While the idea is straightforward, the plot is not: as the climax approaches, the heist-movie team of nöonauts* are travelling through different dreams simultaneously while trying to pull off their audacious and precisely timed plan. Director Christopher Nolan and editor Lee Smith, who also worked together on The Prestige, have once again delivered a complex plot that remains easy to follow - a number of cinematic devices, including the different colour themes and styles for each layer of reality, help with this. However where The Prestige is perfectly edited, Inception is close to perfect but slightly too long, and as a result a few scenes gain a comic edge that may not have been intended.
Casting is great whether you are a fan of Mr. DiCaprio or not - like many heist movies this is very much an ensemble piece. I was particularly pleased to see Ellen Page, the star of Juno, in a major role - an arrogant and talented architecture student and far from your typical action heroine.

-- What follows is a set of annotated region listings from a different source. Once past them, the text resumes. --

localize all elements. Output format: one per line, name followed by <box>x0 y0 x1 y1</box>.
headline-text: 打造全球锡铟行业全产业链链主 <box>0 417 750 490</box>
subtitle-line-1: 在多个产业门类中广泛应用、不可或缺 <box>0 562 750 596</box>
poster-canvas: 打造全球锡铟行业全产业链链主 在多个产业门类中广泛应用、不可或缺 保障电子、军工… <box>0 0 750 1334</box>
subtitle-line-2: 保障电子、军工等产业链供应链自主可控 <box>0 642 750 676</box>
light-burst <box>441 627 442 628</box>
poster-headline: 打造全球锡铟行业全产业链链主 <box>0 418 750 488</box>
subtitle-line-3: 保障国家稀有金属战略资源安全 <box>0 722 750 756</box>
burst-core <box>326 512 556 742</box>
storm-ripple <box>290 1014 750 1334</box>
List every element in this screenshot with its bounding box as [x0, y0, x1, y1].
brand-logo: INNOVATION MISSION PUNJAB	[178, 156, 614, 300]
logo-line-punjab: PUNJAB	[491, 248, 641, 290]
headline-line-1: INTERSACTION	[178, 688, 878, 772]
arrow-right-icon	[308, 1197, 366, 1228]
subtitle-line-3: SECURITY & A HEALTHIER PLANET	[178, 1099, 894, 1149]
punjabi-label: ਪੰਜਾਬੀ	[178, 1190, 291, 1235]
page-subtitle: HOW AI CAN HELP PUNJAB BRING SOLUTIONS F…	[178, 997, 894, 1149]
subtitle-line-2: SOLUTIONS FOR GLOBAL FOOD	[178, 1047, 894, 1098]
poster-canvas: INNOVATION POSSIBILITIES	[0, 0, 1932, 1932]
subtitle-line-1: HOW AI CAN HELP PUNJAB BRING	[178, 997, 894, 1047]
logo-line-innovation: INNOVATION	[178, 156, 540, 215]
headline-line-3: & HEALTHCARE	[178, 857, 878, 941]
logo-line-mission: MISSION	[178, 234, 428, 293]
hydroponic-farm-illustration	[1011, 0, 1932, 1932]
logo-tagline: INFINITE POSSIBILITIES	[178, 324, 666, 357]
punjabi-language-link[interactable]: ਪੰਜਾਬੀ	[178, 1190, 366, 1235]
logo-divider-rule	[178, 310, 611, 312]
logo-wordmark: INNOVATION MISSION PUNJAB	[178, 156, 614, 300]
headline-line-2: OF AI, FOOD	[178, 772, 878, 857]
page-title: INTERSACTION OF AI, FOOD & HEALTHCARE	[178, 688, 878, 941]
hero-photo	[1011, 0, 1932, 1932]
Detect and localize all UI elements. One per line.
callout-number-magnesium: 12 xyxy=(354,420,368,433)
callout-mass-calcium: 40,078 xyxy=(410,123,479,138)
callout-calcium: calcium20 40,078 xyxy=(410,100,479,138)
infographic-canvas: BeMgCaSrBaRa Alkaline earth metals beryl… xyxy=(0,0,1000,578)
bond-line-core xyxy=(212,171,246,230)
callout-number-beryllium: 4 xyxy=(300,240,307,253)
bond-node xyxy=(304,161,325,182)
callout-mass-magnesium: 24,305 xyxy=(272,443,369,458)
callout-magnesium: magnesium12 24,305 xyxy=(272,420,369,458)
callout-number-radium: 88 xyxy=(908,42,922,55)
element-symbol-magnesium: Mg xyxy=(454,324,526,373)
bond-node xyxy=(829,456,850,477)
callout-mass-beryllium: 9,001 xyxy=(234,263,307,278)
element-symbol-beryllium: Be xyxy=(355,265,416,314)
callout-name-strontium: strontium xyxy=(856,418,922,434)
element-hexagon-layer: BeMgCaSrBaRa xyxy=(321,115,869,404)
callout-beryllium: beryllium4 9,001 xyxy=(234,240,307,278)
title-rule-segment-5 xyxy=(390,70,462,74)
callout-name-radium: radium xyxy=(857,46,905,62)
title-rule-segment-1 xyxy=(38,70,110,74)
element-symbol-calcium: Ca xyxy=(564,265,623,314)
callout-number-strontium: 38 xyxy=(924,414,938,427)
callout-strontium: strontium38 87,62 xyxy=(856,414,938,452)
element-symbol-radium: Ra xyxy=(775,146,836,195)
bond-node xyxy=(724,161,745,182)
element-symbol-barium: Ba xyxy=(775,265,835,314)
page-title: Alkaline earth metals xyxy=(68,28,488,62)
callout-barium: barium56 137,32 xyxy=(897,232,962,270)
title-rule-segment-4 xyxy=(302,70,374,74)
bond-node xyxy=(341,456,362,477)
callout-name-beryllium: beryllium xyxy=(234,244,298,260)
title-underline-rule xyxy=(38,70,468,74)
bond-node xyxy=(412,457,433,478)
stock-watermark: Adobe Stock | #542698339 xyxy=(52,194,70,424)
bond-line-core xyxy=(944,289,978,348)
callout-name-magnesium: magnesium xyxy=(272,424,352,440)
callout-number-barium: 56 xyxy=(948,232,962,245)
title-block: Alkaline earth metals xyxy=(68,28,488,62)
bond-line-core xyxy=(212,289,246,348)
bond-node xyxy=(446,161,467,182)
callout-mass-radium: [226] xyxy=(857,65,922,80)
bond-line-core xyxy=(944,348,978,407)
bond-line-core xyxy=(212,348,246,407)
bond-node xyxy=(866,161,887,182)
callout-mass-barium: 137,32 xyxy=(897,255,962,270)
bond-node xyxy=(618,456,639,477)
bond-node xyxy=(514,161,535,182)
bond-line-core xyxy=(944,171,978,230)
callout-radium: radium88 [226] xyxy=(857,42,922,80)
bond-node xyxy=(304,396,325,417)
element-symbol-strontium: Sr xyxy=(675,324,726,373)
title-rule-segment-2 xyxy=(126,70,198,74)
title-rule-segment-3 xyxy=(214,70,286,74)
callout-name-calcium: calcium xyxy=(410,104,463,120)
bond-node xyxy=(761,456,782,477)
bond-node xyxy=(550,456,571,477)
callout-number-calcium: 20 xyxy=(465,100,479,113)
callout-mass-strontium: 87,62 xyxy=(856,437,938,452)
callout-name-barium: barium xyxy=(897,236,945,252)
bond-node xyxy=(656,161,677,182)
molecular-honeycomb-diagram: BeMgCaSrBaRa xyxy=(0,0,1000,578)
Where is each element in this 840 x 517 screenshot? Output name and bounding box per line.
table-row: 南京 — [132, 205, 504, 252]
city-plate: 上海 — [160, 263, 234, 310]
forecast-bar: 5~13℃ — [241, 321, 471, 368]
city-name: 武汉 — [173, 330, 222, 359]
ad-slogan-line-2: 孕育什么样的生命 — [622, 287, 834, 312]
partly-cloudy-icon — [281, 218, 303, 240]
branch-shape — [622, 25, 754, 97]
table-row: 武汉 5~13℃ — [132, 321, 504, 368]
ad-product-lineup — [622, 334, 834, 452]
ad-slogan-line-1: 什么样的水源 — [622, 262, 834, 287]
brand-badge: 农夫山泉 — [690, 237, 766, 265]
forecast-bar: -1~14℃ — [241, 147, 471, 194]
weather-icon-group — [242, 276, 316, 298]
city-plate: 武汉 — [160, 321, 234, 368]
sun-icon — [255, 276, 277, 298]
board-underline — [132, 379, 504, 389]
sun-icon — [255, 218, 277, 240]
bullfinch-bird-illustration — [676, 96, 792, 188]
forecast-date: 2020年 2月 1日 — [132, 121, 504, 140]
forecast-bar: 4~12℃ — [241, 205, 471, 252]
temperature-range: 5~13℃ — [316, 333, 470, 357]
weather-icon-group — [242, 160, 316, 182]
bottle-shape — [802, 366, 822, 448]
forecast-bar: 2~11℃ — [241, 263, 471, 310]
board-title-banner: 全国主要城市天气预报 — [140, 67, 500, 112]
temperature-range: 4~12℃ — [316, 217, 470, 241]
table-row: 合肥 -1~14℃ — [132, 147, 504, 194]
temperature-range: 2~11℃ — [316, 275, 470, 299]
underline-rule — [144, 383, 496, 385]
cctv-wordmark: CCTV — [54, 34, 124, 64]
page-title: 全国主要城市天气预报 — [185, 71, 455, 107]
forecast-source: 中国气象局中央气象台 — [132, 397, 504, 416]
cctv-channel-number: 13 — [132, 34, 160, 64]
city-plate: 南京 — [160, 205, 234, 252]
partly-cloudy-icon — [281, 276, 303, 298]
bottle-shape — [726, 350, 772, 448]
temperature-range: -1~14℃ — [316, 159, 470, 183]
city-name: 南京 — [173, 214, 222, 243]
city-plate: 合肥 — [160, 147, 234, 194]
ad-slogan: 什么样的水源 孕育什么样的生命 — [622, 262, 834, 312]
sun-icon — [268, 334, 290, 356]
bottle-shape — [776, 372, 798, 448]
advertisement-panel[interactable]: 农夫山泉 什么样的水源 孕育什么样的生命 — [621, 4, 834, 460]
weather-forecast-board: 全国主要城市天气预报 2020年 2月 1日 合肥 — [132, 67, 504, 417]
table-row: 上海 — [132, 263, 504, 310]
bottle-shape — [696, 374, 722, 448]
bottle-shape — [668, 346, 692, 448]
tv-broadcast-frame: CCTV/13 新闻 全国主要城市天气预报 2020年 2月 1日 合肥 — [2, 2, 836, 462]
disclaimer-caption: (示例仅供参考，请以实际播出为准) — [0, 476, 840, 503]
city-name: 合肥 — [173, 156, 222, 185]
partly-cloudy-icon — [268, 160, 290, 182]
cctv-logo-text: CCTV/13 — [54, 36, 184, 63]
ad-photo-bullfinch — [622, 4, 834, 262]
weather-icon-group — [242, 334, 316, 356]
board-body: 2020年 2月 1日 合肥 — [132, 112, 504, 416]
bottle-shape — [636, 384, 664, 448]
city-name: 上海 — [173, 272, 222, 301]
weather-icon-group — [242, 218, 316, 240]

Previous films such as The Cell, The Matrix, eXistenZ have explored similar ideas to Inception - travelling either into the minds of other people or into cyberspace. A common idea is that when you die, or are killed in such a state, you also die in real life. There's no obvious reason for this so I was pleased to see that Inception takes a different and more intelligent tack. Here, if you die in your sleep, you just wake up - however it turns out there are other, more plausible ways for dreaming to be dangerous.
*The term nöonaut for a dream traveller is not used in Inception but in Black Brillion and Matt Hughes' other novels and short stories of The Times Before The End Times, in which characters explore the collective unconscious and do battle with archetypal foes.